On ne le répétera jamais assez : il n’y a que l’éducation qui peut aider une personne à sortir de la pauvreté. « Il n’y a pas à sortir de là », souligne Rozy Khedoo, responsable de l’École de la vie à Baie-du-Tombeau, où elle accueille une trentaine d’adolescents venus des milieux pauvres. Environ 150 jeunes sont sortis de cet établissement depuis sa création en 2002 après avoir appris un métier.
« Ces enfants quittent notre école après avoir appris à lire, écrire et compter ainsi qu’à remplir et signer des fiches. La majorité d’entre eux ont obtenu un emploi », déclare Rozy Khedoo qui rappelle la raison d’être de l’École de la vie. C’est le Mouvement civique de Baie-du-Tombeau qui a lancé cet établissement après avoir constaté, suivant une étude, que le problème était grave sur le terrain.
« Les jeunes issus de familles avec des parents alcooliques ou toxicomanes, ou recomposées étaient livrés à eux-mêmes dans la rue. Il fallait faire quelque chose », soutient la responsable. « Nous avons dû accueillir ces enfants qui ont tous échoué au Certificate of Primary Education (CPE) pour leur offrir une éducation inclusive. Tout leur est offert gratuitement, dont un repas chaud à midi. » Les élèves intègrent l’École de la vie à 12 ans et en sortent quatre ans plus tard.
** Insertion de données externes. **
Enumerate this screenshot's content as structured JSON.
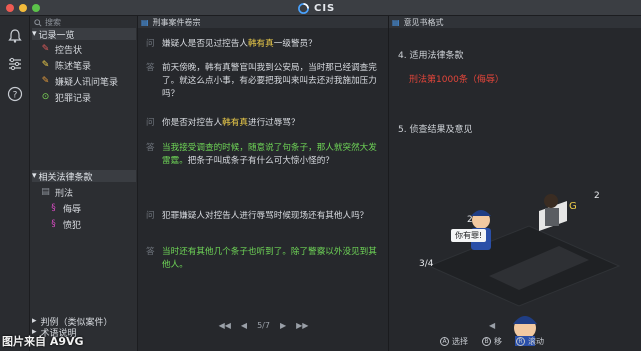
{
  "app": {
    "title": "CIS"
  },
  "sidebar": {
    "search_placeholder": "搜索",
    "records_header": "记录一览",
    "records": [
      {
        "label": "控告状",
        "icon": "complaint-icon"
      },
      {
        "label": "陈述笔录",
        "icon": "statement-icon"
      },
      {
        "label": "嫌疑人讯问笔录",
        "icon": "suspect-icon"
      },
      {
        "label": "犯罪记录",
        "icon": "crime-record-icon"
      }
    ],
    "law_header": "相关法律条款",
    "law_tree": {
      "root": "刑法",
      "children": [
        "侮辱",
        "愤犯"
      ]
    },
    "bottom": [
      "判例（类似案件）",
      "术语说明"
    ]
  },
  "center": {
    "header": "刑事案件卷宗",
    "qa": [
      {
        "tag": "问",
        "parts": [
          "嫌疑人是否见过控告人",
          "韩有真",
          "一级警员？"
        ],
        "type": "q"
      },
      {
        "tag": "答",
        "text": "前天傍晚，韩有真警官叫我到公安局，当时那已经调查完了。就这么点小事，有必要把我叫来叫去还对我施加压力吗？",
        "type": "a"
      },
      {
        "tag": "问",
        "parts": [
          "你是否对控告人",
          "韩有真",
          "进行过辱骂？"
        ],
        "type": "q"
      },
      {
        "tag": "答",
        "text": "当我接受调查的时候，随意说了句条子，那人就突然大发雷霆。把条子叫成条子有什么可大惊小怪的？",
        "type": "a",
        "green_part": "当我接受调查的时候，随意说了句条子，那人就突然大发雷霆。",
        "rest": "把条子叫成条子有什么可大惊小怪的？"
      },
      {
        "tag": "问",
        "text": "犯罪嫌疑人对控告人进行辱骂时候现场还有其他人吗？",
        "type": "q"
      },
      {
        "tag": "答",
        "text": "当时还有其他几个条子也听到了。除了警察以外没见到其他人。",
        "type": "a-green"
      }
    ],
    "pager": {
      "current": "5",
      "total": "7",
      "label": "5/7"
    }
  },
  "right": {
    "header": "意见书格式",
    "item4": "4. 适用法律条款",
    "law_ref": "刑法第1000条（侮辱）",
    "item5": "5. 侦查结果及意见",
    "speech": "你有罪!"
  },
  "hints": [
    {
      "key": "A",
      "label": "选择"
    },
    {
      "key": "B",
      "label": "移"
    },
    {
      "key": "R",
      "label": "滚动"
    }
  ],
  "watermark": "图片来自 A9VG",
  "colors": {
    "accent_yellow": "#f0cf4a",
    "answer_green": "#6fd657",
    "law_red": "#e2453a"
  }
}
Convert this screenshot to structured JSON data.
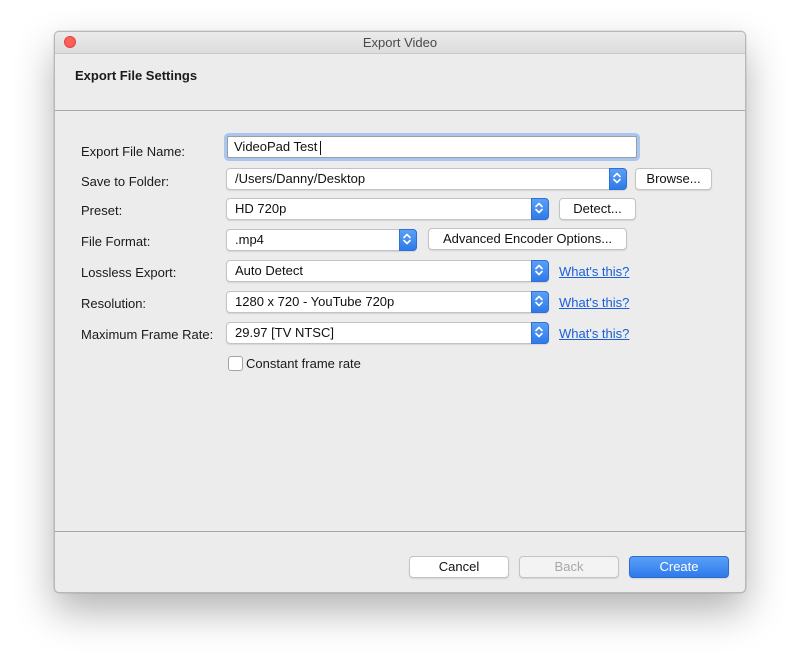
{
  "window": {
    "title": "Export Video"
  },
  "header": {
    "title": "Export File Settings"
  },
  "form": {
    "file_name_label": "Export File Name:",
    "file_name_value": "VideoPad Test",
    "folder_label": "Save to Folder:",
    "folder_value": "/Users/Danny/Desktop",
    "browse_label": "Browse...",
    "preset_label": "Preset:",
    "preset_value": "HD 720p",
    "detect_label": "Detect...",
    "format_label": "File Format:",
    "format_value": ".mp4",
    "advanced_label": "Advanced Encoder Options...",
    "lossless_label": "Lossless Export:",
    "lossless_value": "Auto Detect",
    "resolution_label": "Resolution:",
    "resolution_value": "1280 x 720 - YouTube 720p",
    "framerate_label": "Maximum Frame Rate:",
    "framerate_value": "29.97 [TV NTSC]",
    "whats_this": "What's this?",
    "constant_rate_label": "Constant frame rate",
    "constant_rate_checked": false
  },
  "footer": {
    "cancel_label": "Cancel",
    "back_label": "Back",
    "create_label": "Create"
  },
  "colors": {
    "accent": "#2f79ea",
    "link": "#1a5fd8",
    "close": "#fe5f57"
  }
}
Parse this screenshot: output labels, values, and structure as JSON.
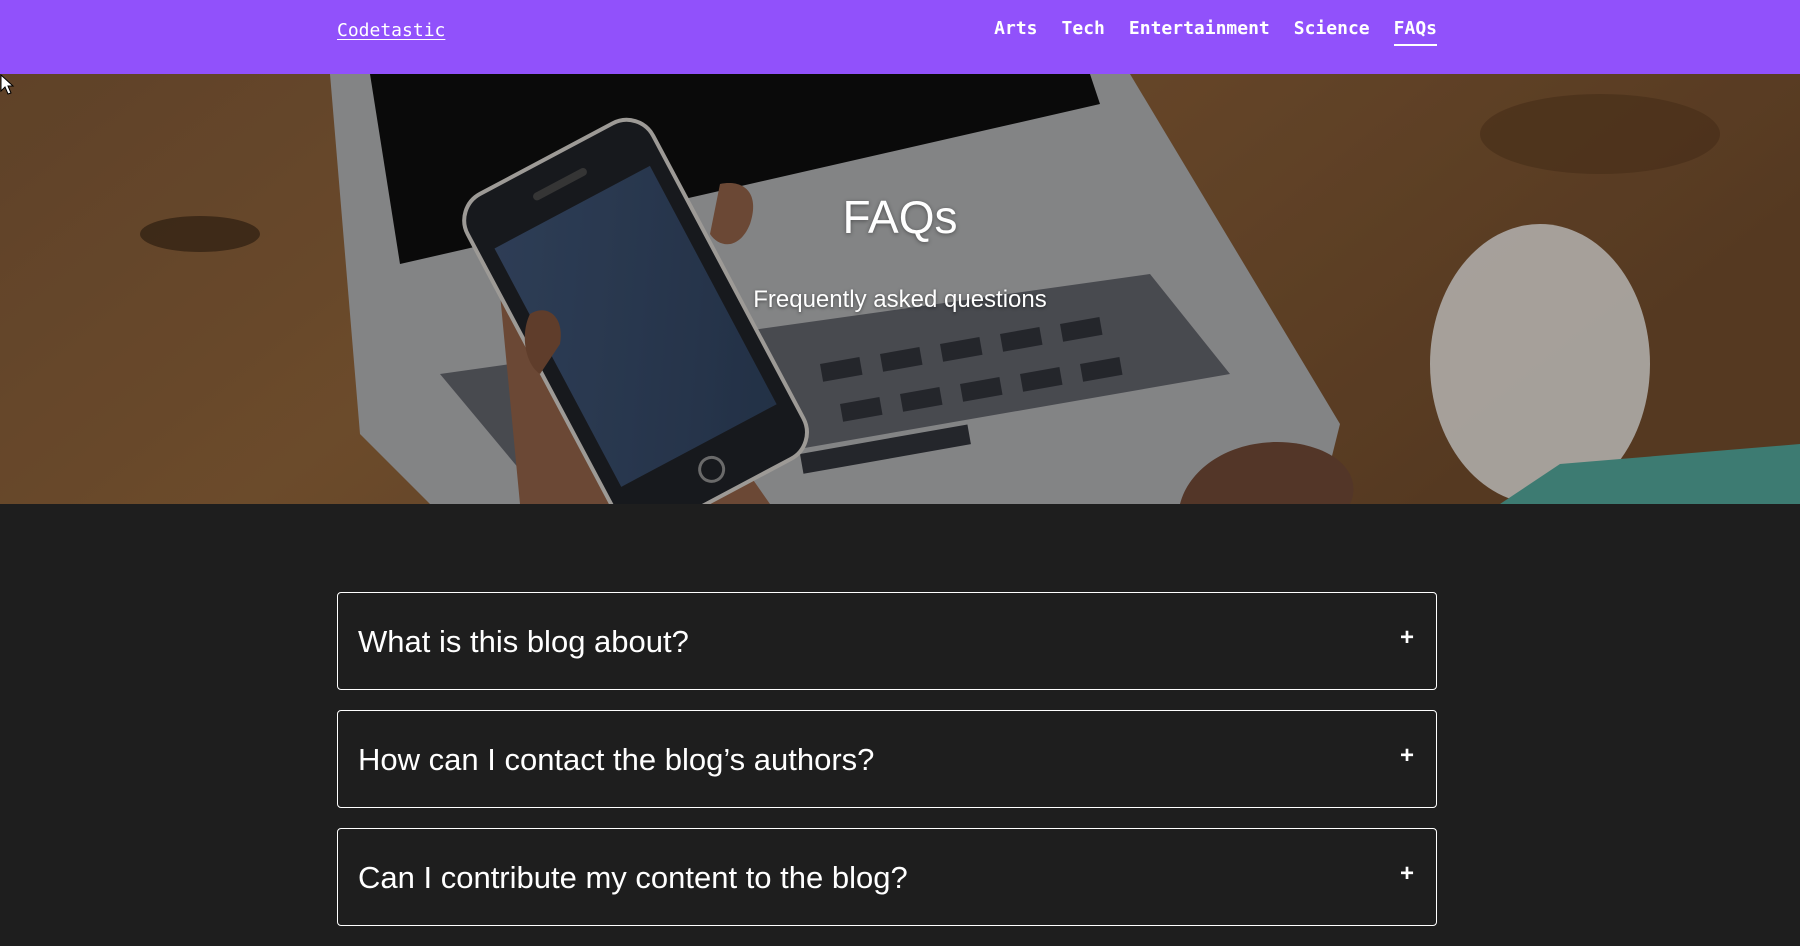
{
  "brand": {
    "name": "Codetastic"
  },
  "nav": {
    "items": [
      {
        "label": "Arts"
      },
      {
        "label": "Tech"
      },
      {
        "label": "Entertainment"
      },
      {
        "label": "Science"
      },
      {
        "label": "FAQs"
      }
    ],
    "active": "FAQs"
  },
  "hero": {
    "title": "FAQs",
    "subtitle": "Frequently asked questions"
  },
  "faqs": [
    {
      "question": "What is this blog about?",
      "toggle": "+"
    },
    {
      "question": "How can I contact the blog’s authors?",
      "toggle": "+"
    },
    {
      "question": "Can I contribute my content to the blog?",
      "toggle": "+"
    }
  ],
  "colors": {
    "navbar": "#9151fb",
    "background": "#1e1e1e",
    "text": "#ffffff"
  }
}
L’École de la vie a toutefois besoin de soutien pour mener à bien sa mission, et au fil de son évolution, des organisations non gouvernementales (ONG) s’intéressent à son travail. Il y a ainsi ANFEN qui forme les animatrices de l’établissement. Il leur manque cependant toujours des fonds pour soutenir les familles d’où viennent les élèves car, selon Rozy Khedoo, prendre un enfant pauvre sans aider ses proches ne donnera pas le résultat escompté.
La responsable de l’École de la vie insiste : « On entre chez une famille, elle n’a rien, même pas un lit et des couvertures pour les enfants. Nous aidons les parents à trouver un emploi. Notre démarche prend alors une autre forme. Il devient plus facile d’éduquer les jeunes. » Rozy Khedoo précise que son école ne fait pas de l’assistanat, mais s’attaque au problème de la famille ensemble avec ses membres. « Nous ne faisons pas de la magie pour les sortir de la pauvreté », lâche-t-elle. Des fois, les parents sont en prison et lorsqu’ils sortent, le travail de cette ONG s’agrandit. « Nous les laissons s’envoler dès que nous sentons qu’ils peuvent s’en sortir seuls, mais nous sommes toujours là pour les aider dans n’importe quel problème », fait-elle ressortir.
Au vu de son expérience sur le terrain, Rozy Khedoo estime que le pays ne parvient pas à cerner le problème de la pauvreté. « Ma vision est immense mais des fois je sens qu’elle est à la dérive car nous avons très peu de moyens pour aider ces gens », dit-elle. La responsable estime aussi qu’il y a trop de bureaucratie à Maurice. « On ne peut aider les gens à sortir de la pauvreté si l’on travaille de 9 h à 16 h. Le travail se fait plus tard, en début de soirée, lorsque ces gens sont chez eux », fait-elle remarquer.
Selon la responsable de l’École de la vie, de nombreuses familles pauvres sont très réticentes lorsqu’on frappe chez elles pour les aider. « Zot kwar nou pe vin vey zot zafer. Alors, il nous faut changer d’approche. » Elle avoue que ce n’est pas chose facile « mais il faut quand même le faire ». Rozy Khedoo est, elle, déterminée à alléger la souffrance de ces gens.